If a farm boy from Okarche, Oklahoma can understand and accept what God asks of him, so can we. His holiness did not come from some divinely inspired insight in the Will of God. It came from simply knowing and trusting that where he was corresponded to where God wanted him to be because he never did anything remarkable in an ambitious way to get there. He simply lived every day open to the will and the call of Christ Jesus. Some will call this “surrender.” It doesn’t need a name. It’s just the path to holiness.
The losing of one’s life does not mean martyrdom. Stan lost his long before he went to that mission in Guatemala. At some point in his earlier life, he discovered that living for God was better than living for one’s self. That’s what it means to die to one’s self. It does not mean you stop breathing, it just means you breath for some other reason that what you can get out of it.
The problem St Peter had with Jesus at this point of formation for the disciples was that he kept trying to take the easy way and avoid all risk. Jesus would have none of that for Peter, and I don’t think Jesus will put up with that from us either. Trying to take control is what Peter was up to, and we do that all the time. It will not work. It will not lead us anywhere except to misery, resentment, depression, and sad frustration. That is a large part of what ails our culture and our society. Too many ambitious, self-centered people want to take control and enjoy the easy life; no matter what the consequence are for someone else. They want to plan their lives without a thought about what God wants for that life God created and brought into being. Thinking as God thinks is what this Gospel proposes. Asking what God might want, and putting that before what I want is the only way. In other words, we may not want to be sick or be old, but maybe God wants us to be sick or old for some divine reason. We may not want to be out of work, but maybe God has a plan for that.
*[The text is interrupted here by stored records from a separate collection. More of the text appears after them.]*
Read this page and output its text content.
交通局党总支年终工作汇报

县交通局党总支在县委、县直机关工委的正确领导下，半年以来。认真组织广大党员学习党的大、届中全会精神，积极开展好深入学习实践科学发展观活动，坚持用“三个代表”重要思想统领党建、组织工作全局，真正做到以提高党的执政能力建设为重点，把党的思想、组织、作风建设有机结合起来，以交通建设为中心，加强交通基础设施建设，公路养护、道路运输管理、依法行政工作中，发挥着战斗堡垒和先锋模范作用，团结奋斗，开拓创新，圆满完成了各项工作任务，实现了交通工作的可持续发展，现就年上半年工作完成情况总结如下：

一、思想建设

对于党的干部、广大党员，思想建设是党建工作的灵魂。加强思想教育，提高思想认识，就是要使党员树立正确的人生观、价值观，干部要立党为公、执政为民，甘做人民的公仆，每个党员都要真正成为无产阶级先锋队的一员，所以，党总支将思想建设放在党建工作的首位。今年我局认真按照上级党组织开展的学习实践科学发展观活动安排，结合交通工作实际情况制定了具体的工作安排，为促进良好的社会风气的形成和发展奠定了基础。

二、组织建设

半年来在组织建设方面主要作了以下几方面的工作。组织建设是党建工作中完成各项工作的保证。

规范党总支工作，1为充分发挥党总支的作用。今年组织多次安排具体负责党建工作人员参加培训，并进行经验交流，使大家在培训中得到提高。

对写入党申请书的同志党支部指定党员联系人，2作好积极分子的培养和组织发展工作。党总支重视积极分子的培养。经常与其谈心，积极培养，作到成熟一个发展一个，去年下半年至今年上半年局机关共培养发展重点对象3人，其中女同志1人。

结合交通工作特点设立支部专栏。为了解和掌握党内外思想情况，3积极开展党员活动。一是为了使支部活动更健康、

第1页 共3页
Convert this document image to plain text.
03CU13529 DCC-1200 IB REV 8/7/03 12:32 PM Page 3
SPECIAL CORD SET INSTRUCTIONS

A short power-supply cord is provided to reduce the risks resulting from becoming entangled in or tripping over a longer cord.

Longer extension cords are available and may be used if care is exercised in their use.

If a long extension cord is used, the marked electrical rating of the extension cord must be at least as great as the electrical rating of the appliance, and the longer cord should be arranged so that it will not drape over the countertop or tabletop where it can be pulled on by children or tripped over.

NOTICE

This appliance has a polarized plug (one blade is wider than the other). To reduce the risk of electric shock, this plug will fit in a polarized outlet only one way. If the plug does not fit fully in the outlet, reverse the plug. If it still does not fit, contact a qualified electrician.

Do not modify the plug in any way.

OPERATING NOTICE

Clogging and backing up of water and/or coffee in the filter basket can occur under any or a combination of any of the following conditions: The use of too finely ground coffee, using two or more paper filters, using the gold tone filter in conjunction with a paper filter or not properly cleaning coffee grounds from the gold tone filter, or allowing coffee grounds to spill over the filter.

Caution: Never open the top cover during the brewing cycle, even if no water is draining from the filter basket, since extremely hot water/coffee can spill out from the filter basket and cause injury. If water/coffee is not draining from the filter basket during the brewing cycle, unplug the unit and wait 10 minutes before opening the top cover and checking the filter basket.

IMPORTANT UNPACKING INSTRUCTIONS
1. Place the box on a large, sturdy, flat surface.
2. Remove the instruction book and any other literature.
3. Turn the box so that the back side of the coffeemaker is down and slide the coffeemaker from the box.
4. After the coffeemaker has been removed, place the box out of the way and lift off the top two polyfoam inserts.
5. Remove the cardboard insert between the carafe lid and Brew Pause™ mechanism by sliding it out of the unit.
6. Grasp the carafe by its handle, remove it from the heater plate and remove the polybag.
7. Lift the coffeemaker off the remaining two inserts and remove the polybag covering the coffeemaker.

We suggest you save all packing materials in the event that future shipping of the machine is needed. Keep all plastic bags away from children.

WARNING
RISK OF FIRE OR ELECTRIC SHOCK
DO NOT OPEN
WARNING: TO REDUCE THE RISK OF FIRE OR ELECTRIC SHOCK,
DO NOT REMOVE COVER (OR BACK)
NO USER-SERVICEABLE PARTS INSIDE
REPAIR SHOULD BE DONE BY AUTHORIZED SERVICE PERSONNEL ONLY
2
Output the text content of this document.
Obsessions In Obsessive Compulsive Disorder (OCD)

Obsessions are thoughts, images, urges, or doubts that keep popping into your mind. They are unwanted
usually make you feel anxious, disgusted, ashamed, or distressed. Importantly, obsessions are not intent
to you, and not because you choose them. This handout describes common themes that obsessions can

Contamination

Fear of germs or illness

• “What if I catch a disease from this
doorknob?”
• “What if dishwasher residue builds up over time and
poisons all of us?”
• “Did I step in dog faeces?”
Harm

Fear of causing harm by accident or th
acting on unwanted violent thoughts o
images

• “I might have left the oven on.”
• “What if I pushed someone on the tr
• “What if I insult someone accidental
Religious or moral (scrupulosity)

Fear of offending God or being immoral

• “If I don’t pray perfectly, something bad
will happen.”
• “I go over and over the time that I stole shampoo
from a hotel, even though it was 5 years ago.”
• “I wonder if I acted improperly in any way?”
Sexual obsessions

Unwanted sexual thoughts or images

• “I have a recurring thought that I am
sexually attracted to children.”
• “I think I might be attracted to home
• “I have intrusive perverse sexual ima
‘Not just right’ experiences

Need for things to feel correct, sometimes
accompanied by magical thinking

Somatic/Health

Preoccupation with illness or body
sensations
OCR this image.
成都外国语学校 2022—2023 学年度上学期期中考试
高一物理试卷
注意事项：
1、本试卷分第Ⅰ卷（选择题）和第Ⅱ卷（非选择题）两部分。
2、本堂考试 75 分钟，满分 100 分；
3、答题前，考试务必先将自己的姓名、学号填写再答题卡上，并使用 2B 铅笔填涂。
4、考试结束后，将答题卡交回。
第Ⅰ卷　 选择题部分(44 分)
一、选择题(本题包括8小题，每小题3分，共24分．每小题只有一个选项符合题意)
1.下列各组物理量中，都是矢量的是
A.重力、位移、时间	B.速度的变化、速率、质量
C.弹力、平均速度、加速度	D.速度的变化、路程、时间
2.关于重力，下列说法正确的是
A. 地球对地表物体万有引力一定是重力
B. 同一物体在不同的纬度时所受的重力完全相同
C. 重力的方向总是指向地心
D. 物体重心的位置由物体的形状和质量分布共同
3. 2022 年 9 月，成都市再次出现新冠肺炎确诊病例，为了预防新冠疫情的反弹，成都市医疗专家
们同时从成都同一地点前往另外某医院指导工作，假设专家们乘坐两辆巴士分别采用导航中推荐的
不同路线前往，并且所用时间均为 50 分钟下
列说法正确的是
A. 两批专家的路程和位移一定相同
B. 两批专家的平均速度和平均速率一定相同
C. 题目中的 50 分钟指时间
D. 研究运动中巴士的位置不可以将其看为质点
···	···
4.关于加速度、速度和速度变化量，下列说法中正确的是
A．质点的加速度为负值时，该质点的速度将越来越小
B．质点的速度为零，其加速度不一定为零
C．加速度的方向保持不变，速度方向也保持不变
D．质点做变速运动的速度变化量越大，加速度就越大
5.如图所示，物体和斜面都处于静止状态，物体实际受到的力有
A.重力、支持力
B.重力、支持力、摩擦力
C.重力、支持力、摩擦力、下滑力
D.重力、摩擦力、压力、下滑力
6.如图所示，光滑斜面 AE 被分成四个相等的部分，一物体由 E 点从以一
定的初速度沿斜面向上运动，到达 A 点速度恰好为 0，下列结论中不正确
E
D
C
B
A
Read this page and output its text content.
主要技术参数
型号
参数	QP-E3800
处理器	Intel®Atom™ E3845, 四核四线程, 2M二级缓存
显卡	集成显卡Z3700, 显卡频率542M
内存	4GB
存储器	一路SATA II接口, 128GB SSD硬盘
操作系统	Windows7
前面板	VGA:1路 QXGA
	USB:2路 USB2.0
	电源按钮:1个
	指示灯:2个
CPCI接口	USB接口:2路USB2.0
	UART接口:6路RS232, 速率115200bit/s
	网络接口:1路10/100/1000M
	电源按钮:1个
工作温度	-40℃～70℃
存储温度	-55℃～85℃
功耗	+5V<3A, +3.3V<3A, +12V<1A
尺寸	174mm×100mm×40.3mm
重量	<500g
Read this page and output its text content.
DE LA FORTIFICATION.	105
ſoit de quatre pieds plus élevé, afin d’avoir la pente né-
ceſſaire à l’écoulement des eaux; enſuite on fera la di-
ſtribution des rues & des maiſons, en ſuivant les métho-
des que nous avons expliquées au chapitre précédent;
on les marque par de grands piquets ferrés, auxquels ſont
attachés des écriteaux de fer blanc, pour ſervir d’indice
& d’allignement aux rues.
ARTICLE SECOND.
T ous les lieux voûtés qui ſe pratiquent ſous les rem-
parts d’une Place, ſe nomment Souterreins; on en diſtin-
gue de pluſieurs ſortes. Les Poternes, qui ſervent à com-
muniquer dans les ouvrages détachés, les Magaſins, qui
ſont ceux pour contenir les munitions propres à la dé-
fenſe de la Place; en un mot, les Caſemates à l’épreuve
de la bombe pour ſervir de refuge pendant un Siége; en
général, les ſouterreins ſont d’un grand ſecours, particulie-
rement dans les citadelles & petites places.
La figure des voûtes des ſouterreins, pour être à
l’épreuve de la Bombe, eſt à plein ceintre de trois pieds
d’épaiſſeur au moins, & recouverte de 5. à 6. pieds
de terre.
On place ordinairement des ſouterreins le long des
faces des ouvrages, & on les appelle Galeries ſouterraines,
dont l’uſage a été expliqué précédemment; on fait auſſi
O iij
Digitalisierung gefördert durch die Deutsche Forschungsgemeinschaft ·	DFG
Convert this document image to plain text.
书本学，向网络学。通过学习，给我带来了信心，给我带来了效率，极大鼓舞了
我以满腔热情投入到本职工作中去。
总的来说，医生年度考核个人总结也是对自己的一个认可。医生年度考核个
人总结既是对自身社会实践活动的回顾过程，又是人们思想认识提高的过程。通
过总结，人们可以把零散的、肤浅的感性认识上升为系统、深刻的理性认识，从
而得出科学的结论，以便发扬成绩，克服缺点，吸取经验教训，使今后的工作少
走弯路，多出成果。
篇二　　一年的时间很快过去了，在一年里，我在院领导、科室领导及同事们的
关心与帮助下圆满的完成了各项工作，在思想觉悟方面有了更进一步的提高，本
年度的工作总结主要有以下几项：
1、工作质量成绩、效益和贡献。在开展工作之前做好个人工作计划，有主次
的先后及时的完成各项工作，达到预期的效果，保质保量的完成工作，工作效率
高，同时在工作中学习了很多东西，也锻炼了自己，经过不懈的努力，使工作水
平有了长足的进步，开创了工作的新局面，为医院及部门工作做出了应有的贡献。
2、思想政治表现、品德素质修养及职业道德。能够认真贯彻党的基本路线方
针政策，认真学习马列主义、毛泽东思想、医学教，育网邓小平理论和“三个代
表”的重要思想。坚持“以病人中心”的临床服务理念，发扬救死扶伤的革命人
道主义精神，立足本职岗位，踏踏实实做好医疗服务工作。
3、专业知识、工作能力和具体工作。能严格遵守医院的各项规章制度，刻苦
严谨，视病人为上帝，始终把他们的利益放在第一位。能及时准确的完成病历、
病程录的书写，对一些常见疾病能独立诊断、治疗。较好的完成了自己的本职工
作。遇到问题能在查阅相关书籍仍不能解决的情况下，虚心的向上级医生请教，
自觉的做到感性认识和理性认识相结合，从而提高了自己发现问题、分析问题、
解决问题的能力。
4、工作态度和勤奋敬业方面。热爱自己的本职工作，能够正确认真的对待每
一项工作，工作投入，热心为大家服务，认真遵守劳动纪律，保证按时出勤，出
Now, when we proclaim Paul’s words in this assembly, it is God who speaks. You affirmed that yourselves when you said: “Thanks be to God” after the reader said: “The Word of the Lord.” So, God says to us today: “Do not conform yourselves to this age, but be transformed by the renewal of your mind, that you may discern what is the will of God, what is good and pleasing and perfect.”
It is not easy to accept ourselves as we are when this world urges us to take more, to buy more, to use and keep more of everything. But, my friends, we don’t take the easy way. When some voices these days cry out for the supremacy of one person over another, we remember that we cannot be conformed to this age. If you are getting older and everything aches and nothing works right when you want it to, lose your life and discern what is the will of God. Unless you’ve made some bad selfish choices, you are probably right where God wants you. If you’re not as good looking as you want to be and can’t quite keep up with people who seem to always get a break in life, it’s time to discern what is the will of God. Most likely, the will of God is for us to be who we are and where we are able and willing to find joy in the discovery that we might be actually sharing in God’s dream for peace. When we reach that wisdom, our own sins will be a lot less of a problem and we will be free to turn our attention toward the consequences of the greater sin of poverty and injustice. It’s not likely that there will be some ceremony to recognize our lives as there will be later this month for Stan; but it is likely that we too will have become Blessed and Holy eventually taking our place among all the saints.